Lauren Lynch of Latimer, how does your garden grow? Above ground in containers, of course

JEFF CLARK/SPECIAL TO THE SUN HERALD 
 Barbados native Lauren Lynch, 70, cares for more than 200 plants in her container plant garden.
JEFF CLARK/SPECIAL TO THE SUN HERALD Barbados native Lauren Lynch, 70, cares for more than 200 plants in her container plant garden.

LATIMER -- Lauren Lynch was in her early 60s when she started a container garden as a hobby in the aftermath of Hurricane Katrina. Today, at age 70, Lynch's hobby has become her passion, as she tends to more than 200 plants in her large garden that contains several species of mint, basil, rosemary, tarragon and other herbs and vegetables that are all grown in pots above the ground.

"Gardening has always been in my blood," Lynch said. "I wanted to show people that you don't have to own land to plant a garden. I've grown all of my plants in containers. The ground we are on is rocky, and it would not be a good place to try and plant a garden in the ground. So, containers allow me to grow things without doing it in the land."

Background

Lynch, a native of Barbados, moved to the U.S. about 15 years ago.

She said she moved to the Gulf Coast to take a job as a cook at a casino. She has since left that job and spends her time working in her garden in the Latimer community in Jackson County.

"I have only lived in Biloxi and the Biloxi area," she said. "This is where I left Barbados to come to.
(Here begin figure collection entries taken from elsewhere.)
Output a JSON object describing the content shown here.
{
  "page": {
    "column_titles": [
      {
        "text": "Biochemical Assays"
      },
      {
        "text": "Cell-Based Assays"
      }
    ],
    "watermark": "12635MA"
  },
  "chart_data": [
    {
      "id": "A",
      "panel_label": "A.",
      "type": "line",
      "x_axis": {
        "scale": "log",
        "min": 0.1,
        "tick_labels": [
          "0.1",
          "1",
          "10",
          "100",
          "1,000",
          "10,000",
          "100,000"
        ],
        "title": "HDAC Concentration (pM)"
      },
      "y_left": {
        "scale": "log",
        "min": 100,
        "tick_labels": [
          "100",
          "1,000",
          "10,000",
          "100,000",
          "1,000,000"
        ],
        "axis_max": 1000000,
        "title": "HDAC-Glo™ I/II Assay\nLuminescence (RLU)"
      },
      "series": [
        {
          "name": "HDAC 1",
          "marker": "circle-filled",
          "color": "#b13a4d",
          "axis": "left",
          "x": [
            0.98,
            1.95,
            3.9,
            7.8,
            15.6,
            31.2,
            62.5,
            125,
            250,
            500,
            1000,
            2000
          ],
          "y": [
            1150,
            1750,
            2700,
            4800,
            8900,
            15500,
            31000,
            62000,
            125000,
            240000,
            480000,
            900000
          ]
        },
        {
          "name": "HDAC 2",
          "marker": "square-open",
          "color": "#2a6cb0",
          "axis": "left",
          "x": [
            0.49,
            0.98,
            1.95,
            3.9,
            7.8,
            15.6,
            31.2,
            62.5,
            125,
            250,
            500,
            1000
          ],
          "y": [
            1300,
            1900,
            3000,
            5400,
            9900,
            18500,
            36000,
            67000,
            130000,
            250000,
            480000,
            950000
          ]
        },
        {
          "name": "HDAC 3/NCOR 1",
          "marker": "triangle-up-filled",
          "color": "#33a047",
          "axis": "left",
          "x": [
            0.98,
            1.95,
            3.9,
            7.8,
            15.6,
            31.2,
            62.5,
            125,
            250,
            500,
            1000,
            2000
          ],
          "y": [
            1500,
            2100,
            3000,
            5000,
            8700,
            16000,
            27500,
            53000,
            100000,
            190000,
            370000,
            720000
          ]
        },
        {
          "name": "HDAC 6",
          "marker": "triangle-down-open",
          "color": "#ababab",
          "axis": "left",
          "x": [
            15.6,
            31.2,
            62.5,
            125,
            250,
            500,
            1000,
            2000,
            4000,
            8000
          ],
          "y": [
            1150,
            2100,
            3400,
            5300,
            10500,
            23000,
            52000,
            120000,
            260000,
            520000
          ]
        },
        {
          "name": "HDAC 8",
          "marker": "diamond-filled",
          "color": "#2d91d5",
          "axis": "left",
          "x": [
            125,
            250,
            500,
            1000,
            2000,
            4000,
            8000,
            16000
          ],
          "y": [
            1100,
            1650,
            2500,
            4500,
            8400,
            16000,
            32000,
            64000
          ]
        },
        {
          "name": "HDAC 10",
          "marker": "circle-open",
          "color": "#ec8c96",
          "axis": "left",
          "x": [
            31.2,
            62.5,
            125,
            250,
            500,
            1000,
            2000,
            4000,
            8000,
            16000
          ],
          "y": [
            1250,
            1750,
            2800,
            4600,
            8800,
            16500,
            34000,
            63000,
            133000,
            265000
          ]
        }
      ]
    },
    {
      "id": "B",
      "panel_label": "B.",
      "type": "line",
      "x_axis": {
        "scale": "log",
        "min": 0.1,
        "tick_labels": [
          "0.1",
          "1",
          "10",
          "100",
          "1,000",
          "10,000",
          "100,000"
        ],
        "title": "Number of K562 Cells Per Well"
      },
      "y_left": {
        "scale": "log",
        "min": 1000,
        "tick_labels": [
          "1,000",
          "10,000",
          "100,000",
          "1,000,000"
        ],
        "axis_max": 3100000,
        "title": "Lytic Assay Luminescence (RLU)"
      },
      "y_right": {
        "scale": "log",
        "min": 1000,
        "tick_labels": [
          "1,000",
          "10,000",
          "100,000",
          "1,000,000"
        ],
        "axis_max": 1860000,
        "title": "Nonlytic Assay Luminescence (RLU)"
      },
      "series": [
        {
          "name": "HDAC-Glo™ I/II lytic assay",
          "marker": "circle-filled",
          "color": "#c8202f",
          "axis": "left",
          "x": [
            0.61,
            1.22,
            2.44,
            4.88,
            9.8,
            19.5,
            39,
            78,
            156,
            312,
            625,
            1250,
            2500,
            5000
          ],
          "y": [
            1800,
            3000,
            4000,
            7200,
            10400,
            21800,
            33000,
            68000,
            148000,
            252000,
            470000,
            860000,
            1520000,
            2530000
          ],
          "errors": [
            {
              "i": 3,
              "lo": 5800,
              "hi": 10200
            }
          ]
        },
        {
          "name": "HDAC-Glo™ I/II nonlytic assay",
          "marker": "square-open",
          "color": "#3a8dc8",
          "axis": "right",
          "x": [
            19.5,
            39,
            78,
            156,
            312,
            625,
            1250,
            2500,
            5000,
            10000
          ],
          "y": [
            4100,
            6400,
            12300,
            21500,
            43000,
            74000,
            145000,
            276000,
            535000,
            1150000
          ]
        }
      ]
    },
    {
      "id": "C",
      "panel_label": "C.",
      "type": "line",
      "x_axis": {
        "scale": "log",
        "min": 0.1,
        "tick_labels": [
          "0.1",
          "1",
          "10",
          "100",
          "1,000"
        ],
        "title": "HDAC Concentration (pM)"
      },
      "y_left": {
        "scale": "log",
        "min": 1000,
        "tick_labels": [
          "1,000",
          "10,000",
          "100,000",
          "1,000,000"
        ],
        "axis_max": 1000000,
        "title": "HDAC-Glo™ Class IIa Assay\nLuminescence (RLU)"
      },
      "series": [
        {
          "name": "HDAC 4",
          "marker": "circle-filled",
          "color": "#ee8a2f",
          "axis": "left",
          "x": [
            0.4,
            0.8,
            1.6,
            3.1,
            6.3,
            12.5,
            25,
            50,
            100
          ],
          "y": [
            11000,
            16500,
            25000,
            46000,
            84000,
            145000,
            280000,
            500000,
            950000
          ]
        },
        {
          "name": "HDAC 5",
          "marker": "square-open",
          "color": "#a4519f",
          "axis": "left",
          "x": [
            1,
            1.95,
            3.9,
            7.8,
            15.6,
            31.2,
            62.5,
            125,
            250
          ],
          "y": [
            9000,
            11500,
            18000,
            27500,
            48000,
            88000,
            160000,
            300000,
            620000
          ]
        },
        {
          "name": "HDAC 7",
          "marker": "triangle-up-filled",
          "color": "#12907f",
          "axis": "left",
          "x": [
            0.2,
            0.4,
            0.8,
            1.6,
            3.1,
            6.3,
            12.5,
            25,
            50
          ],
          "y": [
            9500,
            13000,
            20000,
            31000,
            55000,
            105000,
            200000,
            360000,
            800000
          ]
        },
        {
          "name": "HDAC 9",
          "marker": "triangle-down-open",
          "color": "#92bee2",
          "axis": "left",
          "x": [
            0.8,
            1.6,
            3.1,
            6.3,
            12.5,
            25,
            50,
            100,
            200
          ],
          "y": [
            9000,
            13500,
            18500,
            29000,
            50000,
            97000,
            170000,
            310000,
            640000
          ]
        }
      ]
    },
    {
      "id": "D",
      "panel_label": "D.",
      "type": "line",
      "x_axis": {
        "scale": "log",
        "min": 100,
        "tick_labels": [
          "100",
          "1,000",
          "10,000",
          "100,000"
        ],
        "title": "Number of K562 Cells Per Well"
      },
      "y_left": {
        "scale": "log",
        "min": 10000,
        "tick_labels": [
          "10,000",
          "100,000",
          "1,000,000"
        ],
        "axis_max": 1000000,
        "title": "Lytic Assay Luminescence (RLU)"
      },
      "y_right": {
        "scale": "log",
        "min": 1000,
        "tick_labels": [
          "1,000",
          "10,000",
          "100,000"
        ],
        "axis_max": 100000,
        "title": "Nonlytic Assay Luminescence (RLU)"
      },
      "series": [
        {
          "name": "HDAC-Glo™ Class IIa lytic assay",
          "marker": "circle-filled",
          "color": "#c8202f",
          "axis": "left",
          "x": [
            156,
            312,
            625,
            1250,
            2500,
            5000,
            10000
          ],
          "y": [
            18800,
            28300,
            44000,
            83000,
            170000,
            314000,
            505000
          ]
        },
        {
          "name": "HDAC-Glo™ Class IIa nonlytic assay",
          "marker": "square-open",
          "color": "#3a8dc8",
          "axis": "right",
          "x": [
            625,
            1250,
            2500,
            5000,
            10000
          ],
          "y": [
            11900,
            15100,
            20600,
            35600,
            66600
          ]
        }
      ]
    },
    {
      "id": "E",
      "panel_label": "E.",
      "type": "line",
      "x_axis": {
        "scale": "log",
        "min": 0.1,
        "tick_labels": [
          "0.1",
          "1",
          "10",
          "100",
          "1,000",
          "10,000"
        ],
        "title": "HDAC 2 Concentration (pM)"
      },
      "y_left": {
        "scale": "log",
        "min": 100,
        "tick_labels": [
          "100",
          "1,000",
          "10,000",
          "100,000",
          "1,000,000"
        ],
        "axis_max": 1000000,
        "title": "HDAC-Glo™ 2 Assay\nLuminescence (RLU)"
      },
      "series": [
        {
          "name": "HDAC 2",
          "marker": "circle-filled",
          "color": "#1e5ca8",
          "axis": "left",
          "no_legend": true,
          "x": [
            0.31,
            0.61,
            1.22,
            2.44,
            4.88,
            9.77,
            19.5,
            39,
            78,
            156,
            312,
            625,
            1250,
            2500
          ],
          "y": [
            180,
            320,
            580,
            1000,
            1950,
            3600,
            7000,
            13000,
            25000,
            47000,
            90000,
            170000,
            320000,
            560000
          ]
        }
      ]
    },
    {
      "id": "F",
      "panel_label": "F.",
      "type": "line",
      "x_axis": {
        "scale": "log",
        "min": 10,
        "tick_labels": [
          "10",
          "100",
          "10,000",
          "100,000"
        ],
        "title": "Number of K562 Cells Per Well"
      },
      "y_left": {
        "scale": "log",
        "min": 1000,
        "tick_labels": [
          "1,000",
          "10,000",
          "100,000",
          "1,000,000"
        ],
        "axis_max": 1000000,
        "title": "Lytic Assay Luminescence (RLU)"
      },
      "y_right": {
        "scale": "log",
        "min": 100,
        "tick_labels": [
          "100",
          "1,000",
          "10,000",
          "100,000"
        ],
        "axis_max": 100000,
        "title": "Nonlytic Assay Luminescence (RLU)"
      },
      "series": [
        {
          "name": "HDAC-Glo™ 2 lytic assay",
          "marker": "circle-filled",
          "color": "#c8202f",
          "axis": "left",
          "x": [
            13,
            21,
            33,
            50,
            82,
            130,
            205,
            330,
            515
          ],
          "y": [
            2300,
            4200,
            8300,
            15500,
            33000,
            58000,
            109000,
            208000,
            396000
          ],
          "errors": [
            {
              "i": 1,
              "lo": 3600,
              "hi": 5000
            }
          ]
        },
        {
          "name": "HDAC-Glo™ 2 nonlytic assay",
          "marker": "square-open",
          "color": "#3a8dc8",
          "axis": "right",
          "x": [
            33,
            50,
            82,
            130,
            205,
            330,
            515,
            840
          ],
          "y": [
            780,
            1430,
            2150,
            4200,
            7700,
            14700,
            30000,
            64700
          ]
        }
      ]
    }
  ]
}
I wouldn't want to live anywhere else. It's very much like Barbados. It has a great climate for my plants."

Plant variety

Several of Lynch's plants, including taro root and yucca, are traditional African plants, as African culture is popular in her native country.

"One of my favorite plants is my Malabar spinach, which is also grown in Africa and India," she said. "It's a vine spinach. It grows up instead of staying on the ground. If a plant starts growing, it will continue to grow. It will be around here long after me and you are gone."

Lynch also has several pigeon pea plants, which are also common in Barbados.

"I eat these pigeon peas often," Lynch said. "A staple of Barbados food is pigeon peas and rice with a stew."

Vegetables

Aside from her vast herbs, Lynch also has cucumbers, red mustard greens, cherry tomatoes, cantaloupes and several varieties of peppers.

"I go to the D'Iberville Farmers Market every week and sell what I grow," she said. "I sell cucumbers and mint and peppers and whatever I have."

Although Lynch said she enjoys selling her goods at the market, the garden's main purpose is for her consumption.

"Instead of drinking soft drinks, I make about three gallons of herb tea," Lynch said. "It helps to purify your blood. You can sweeten it or not. I drink it semi-sweet. I have many stevia plants, and I use the stevia as my sweetener. I use orange mint and peppermint and apple mint and ginger mint and lots of other herbs. I only have a few herbs such as oregano that would not be good in tea."

Fall and winter plans

With fall and winter approaching, Lynch said she will soon be placing a large tarp over her garden so that it is not damaged by colder weather.

But as soon as spring rolls around, she'll spend her time cultivating her pride and joy.

"I don't plant this every year," Lynch said. "Many of these plants live from season to season. I just take care of them. I don't know what will be around next year. People are always giving me plants for my container garden. I love it because whatever we want to eat, we just go out and get a pinch of this or that and cook with it or make tea. We always have something to eat."